Aux termes de l'article 584 du code de procédure civile, en cas d'indivisibilité à l'égard de plusieurs parties au jugement attaqué, la tierce opposition n'est recevable que si toutes ces parties sont appelées à l'instance.



La CCITON demande la confirmation du jugement entrepris en ce qu'il a déclaré recevable sa tierce opposition faisant valoir d'une part que la procédure a été régularisée et d'autre part qu'elle se prévaut d'une fraude à ses droits et, à tout le moins, d'un intérêt propre à former une tierce opposition au jugement ouvrant le redressement judiciaire de M. [O] [N] compte tenu de sa qualité de créancier privilégié ayant engagé des procédures de saisies et du fait que la procédure de redressement judiciaire a été initiée par M. [N] afin d'échapper à l'exécution de ses obligations vis à vis de la CCITON.
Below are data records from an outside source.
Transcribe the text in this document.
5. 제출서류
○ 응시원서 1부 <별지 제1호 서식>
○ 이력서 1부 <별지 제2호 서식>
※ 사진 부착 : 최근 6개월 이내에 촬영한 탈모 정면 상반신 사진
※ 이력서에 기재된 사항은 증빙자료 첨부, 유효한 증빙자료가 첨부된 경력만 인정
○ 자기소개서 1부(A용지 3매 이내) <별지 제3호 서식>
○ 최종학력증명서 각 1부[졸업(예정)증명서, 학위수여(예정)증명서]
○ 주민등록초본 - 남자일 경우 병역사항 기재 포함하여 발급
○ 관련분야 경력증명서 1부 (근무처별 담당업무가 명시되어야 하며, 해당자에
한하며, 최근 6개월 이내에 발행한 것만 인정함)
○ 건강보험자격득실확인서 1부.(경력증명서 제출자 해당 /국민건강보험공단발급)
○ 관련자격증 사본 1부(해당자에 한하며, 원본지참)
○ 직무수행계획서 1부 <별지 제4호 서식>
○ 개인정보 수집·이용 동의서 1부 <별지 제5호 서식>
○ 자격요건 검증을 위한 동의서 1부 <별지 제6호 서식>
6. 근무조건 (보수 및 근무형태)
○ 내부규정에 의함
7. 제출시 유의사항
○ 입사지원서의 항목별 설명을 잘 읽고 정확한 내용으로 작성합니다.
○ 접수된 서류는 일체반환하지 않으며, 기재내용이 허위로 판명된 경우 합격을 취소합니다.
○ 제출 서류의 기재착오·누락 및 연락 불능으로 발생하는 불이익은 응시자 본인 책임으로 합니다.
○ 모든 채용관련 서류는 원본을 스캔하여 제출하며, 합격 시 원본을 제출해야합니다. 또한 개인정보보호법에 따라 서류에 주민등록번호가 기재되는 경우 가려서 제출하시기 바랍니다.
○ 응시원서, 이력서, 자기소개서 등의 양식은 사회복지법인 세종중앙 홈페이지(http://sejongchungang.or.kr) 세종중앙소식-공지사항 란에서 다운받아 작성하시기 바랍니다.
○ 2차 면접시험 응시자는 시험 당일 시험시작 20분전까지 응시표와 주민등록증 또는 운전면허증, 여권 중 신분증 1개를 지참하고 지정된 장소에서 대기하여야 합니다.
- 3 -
Maître [D] ès qualités soutient que la tierce opposition est irrecevable à défaut de mise en cause du mandataire judiciaire en première instance et que la CCION ne justifie d'aucun intérêt à agir.



Le mandataire judiciaire ayant été intimé, la procédure a été régularisée devant la cour, toutes les parties et organe de la procédure étant appelés à l'instance.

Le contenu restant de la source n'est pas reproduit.